Daisy patted him on the head. ‘Of course you don’t, love. But you will get to know your auntie very well, and when you’re a big boy she’ll show you how to run the shop that by rights belongs to you.’ Daisy kept her gaze fixed on Eliza’s face. ‘That’s right, isn’t it, Eliza? If my Bart had lived then he would have inherited the business, so when Enoch dies it should go to Bart’s son.’

‘Enoch died several years ago. The shop belongs to me now, but I’ll see that Tommy gets his fair share.’ Wrapping her arms around his small body, Eliza gave him a hug. ‘I’m your auntie and I hope we’ll be very good friends, Tommy.’

‘You talk funny,’ he said, eyeing her warily. ‘Everybody here talks funny. I want to go back home.’

‘This is home now,’ Daisy said, prising him from Eliza’s arms. ‘Go and play with your bricks while I have a little chat with your auntie.’

Tommy’s bottom lip stuck out and his eyes filled with tears. ‘Don’t want to play with bricks. I’m hungry.’

‘Then go and ask Sukey to make you some bread and milk. Freddie’s in the kitchen, you can tell him to hurry up with the tea. Off you go, there’s a good boy.’ Clapping her hands together, Daisy shooed him off in the direction of the kitchen.

‘He’s a fine boy,’ Eliza said, watching him trot off on sturdy little legs, with a lump in her throat and a surge of love threatening to overwhelm her. ‘Bart would have been so proud of him.’

‘And Bart would want Tommy to inherit the business.’

‘Is that the only reason you brought the boy all the way to England?’ Eliza demanded, rising to her feet. ‘You told me in your one and only letter that Bart had found gold. Surely you don’t need money?’
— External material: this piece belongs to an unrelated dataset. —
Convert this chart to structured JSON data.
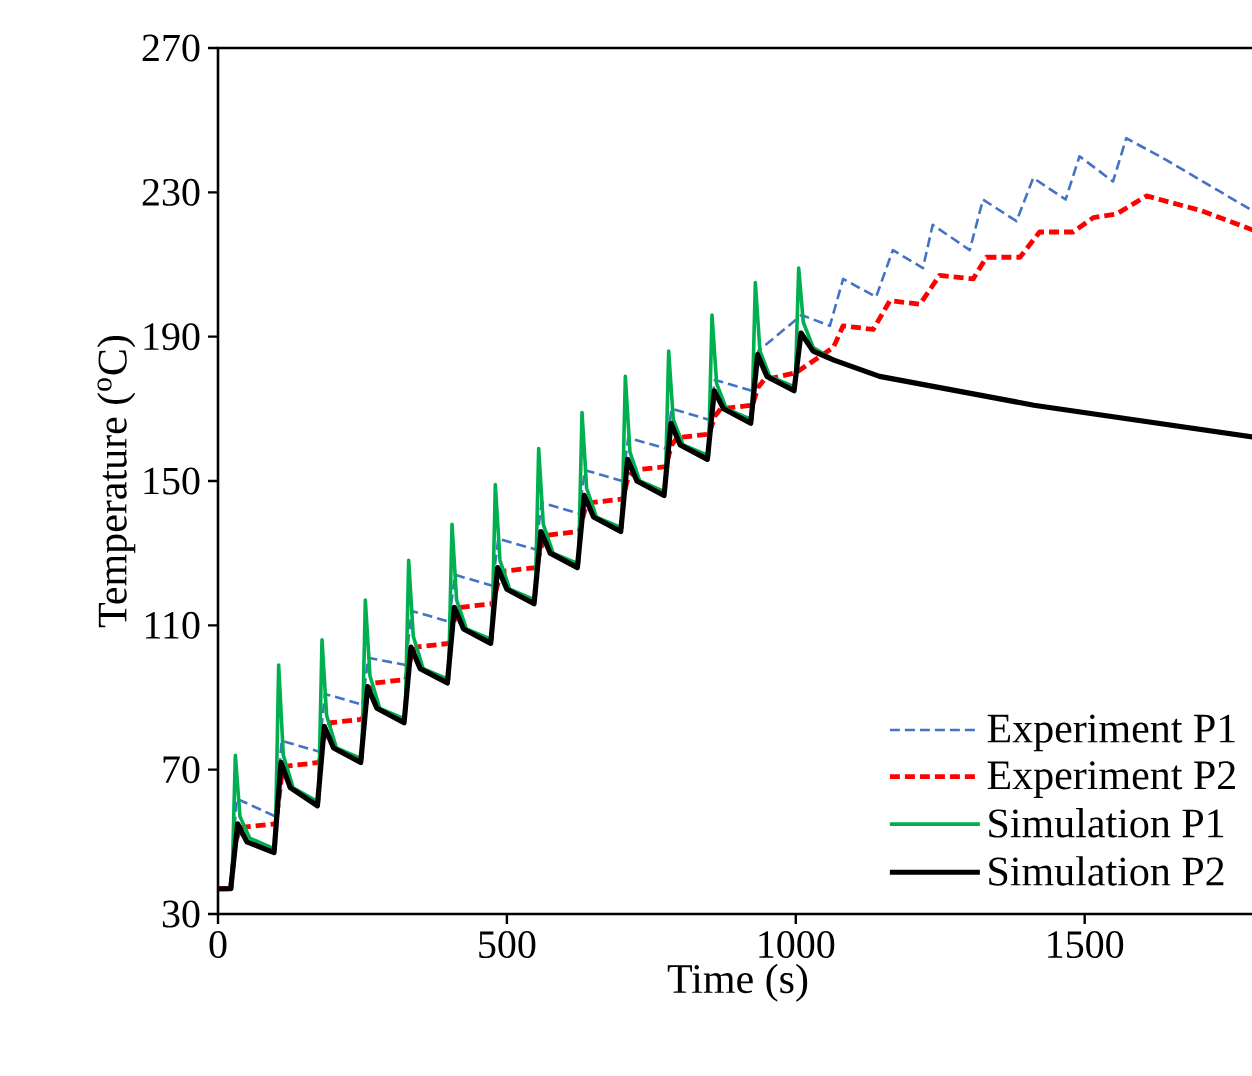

Daisy shrugged her shoulders. ‘It’s all gone. I bought a hotel in Arrowtown but it weren’t easy running it with a child to raise, so I sold up and went to live in Wellington where I bought a pub. I got in with a gambling man who robbed me blind, drank all me profits and then buggered off, leaving me with a pile of debts. I was desperate, and then one day Freddie come into the bar and we got talking, as you do. He’d seen me name above the pub door and he says, I knew a family called Bragg back in Wapping. Wapping, says I, why that’s where me dear departed hubby come from. That’s how it come about, and when Freddie says he’s booked a passage to England, then I think, why not? Uncle Enoch can’t be as black-hearted as Bart said, and even if he was, then I can get round most men if I put me mind to it.’